WordPress.com has added write functions to its Model Context Protocol server, allowing AI agents to create, edit and manage content on WordPress.com sites.
The update expands a system launched last year that gave AI tools read access to site content, analytics and settings.
Users can now ask compatible AI agents such as Claude, ChatGPT and Cursor to draft and publish blog posts, build or update pages, manage comments, organise categories and tags, and change media metadata. These actions are handled through conversational prompts rather than the dashboard interface.
The feature is available on paid WordPress.com plans at no additional cost. It is opt-in, and site owners can choose whether to activate it and which functions to allow on a site-by-site basis.
Safeguards
Actions require explicit user confirmation before they are carried out. Edits to published content are flagged because those changes go live immediately.
The system is based on the Model Context Protocol, an open standard designed to connect AI agents to external services in a structured way. Its implementation uses OAuth 2.1 to secure the connection between an AI agent and a customer’s site.
The launch is the latest step in a broader push to add AI tools across WordPress.com’s hosted publishing platform. The company previously introduced an AI website builder that generates a site from a prompt, followed by an in-editor AI Assistant for drafting and refining content.
Together, those additions suggest a shift from AI as a writing aid to AI as an execution tool inside the platform. Instead of only suggesting text or surfacing information, external agents can now carry out content tasks on behalf of users, subject to approval.
WordPress.com said the scale of its platform makes the move notable. Users publish 70 million new posts each month, which it described as about 1,600 new blog posts every minute, or 26 per second.
The service is built on the open source WordPress software, which powers more than 40% of all websites on the internet, according to the company. That gives the update a large installed base, particularly among publishers, small businesses and creators already using WordPress.com as a managed hosting and content platform.
Agentic shift
For AI developers, the change broadens the practical role of assistants connected to content systems. Read access let agents retrieve analytics, inspect settings and review existing material. Write access moves them into publishing workflows, moderation and page management.

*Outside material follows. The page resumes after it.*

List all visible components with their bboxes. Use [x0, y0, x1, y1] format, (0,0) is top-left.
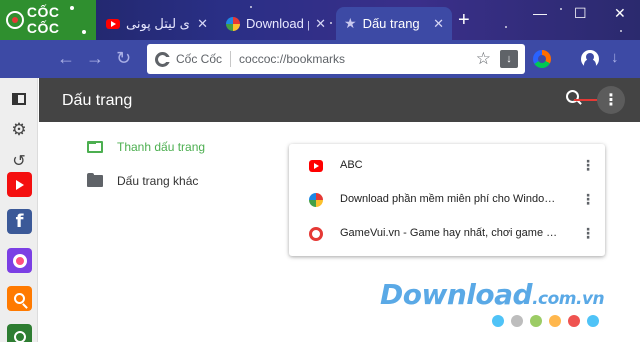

One immediate use case is content drafting. A user can supply copy or describe the intended article, and an AI agent can create the post directly on the site. Another is page creation, including landing pages and informational sections that match a site’s existing design patterns. Comment moderation and taxonomy management may also appeal to site owners looking to spend less time in administrative menus.
Accessibility is also part of the feature set. Agents can update alt text, captions and titles in media libraries, which may help users address metadata gaps across existing content.
Ronnie Burt, AI Product Lead at WordPress.com, said the change reflects how customers are already using third-party AI tools alongside the platform.
“WordPress.com is where millions of people build and manage their sites every day, and more and more of them are using AI tools like Claude and even OpenClaw to get work done,” said Ronnie Burt, AI Product Lead, WordPress.com.
He described the new workflow inside those tools.
“Now those tools can actually take action – draft a post, build a page, manage comments – directly on your site, through conversation. You stay in control the whole time,” said Burt.
The launch comes as software vendors race to make AI assistants more useful inside everyday business and publishing systems. Much of that effort has focused on giving AI models access to company data and software tools through standard interfaces. WordPress.com’s move places one of the web’s largest publishing platforms within that trend, creating a direct route from AI prompt to live site action under user approval.
The feature works with MCP-enabled AI agents including Claude, ChatGPT and Cursor, and is now available across all paid WordPress.com plans.